Комар пищит. Дмитрий Лепечев лежит на спине, задумчиво разглаживая положенную поверх одеяла бороду.

Все бы еще ничего, если бы не такая семья. Сами-то как-нибудь прожили бы здесь, около звезд-то этих, проскрипели бы. А вот ребята, внучата, молодежь… Как они сейчас? Где Вася, старший внук?

Все было тихо-смирно, парнишка старался, учился..? Потом вдруг… не успели опомниться — доброволец, красноармеец, пулеметчик… Ушел на фронт. Девятнадцати лет мальчишке полных нет, а — партийный, пулеметчик! Горе! Письмо вон недавно было: «Стоим около города Ямбурга. Настоящих боев нет, но каждый день перестрелка». Д-да!

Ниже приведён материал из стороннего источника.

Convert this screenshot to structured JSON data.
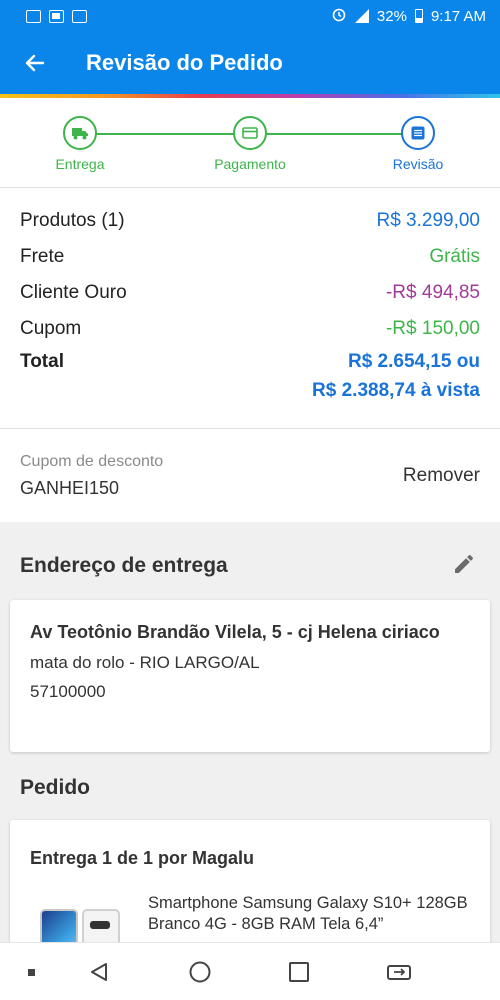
{
  "status_bar": {
    "battery": "32%",
    "time": "9:17 AM",
    "network": "4G"
  },
  "header": {
    "title": "Revisão do Pedido"
  },
  "stepper": {
    "steps": [
      {
        "label": "Entrega",
        "icon": "truck-icon",
        "state": "done"
      },
      {
        "label": "Pagamento",
        "icon": "credit-card-icon",
        "state": "done"
      },
      {
        "label": "Revisão",
        "icon": "list-icon",
        "state": "active"
      }
    ]
  },
  "summary": {
    "products_label": "Produtos (1)",
    "products_value": "R$ 3.299,00",
    "shipping_label": "Frete",
    "shipping_value": "Grátis",
    "gold_label": "Cliente Ouro",
    "gold_value": "-R$ 494,85",
    "coupon_label": "Cupom",
    "coupon_value": "-R$ 150,00",
    "total_label": "Total",
    "total_value": "R$ 2.654,15 ou",
    "total_cash": "R$ 2.388,74 à vista"
  },
  "coupon": {
    "label": "Cupom de desconto",
    "code": "GANHEI150",
    "remove_label": "Remover"
  },
  "address": {
    "title": "Endereço de entrega",
    "street": "Av Teotônio Brandão Vilela, 5 - cj Helena ciriaco",
    "district": "mata do rolo - RIO LARGO/AL",
    "zip": "57100000"
  },
  "order": {
    "title": "Pedido",
    "delivery_title": "Entrega 1 de 1 por Magalu",
    "product_name": "Smartphone Samsung Galaxy S10+ 128GB Branco 4G - 8GB RAM Tela 6,4”"
  },
  "colors": {
    "primary": "#0a86ea",
    "step_done": "#3db54a",
    "step_active": "#1a73d9",
    "price_blue": "#1a73d9",
    "free_green": "#3db54a",
    "discount_purple": "#a23a9a"
  }
}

Опять же Павел, сын младший. Пятый год человек покоя не знает. Между жизнью и смертью, под огнем, на хлябях морских! Два раза тонул, один ранен. Под военный суд попал за политику, ладно еще, что как раз революция подошла… Где он сейчас? Что с ним?

А Фенька, цыганенок, дедова баловница? Ну, эта по крайности у своих, дома. Да! Дома-то дома, а все же не на глазах. Отпустили одну в деревню, к бабке.

А кругом и еще хуже: вся страна, вся Россия как льдина весной на реке. Куда ее несет? Кто это знает? Зять говорит: «Коммунисты знают, Ленин». Поп говорит: «Господь единый ведает, чем сие окончится!» Пётра Поллоновича спроси, так тот только лбом воздух бодает, фыркает, как еж. Послушать его — и вовсе никто ничего не знает путного. Никто вперед не видит. Не астрономия. Загодя не предскажешь.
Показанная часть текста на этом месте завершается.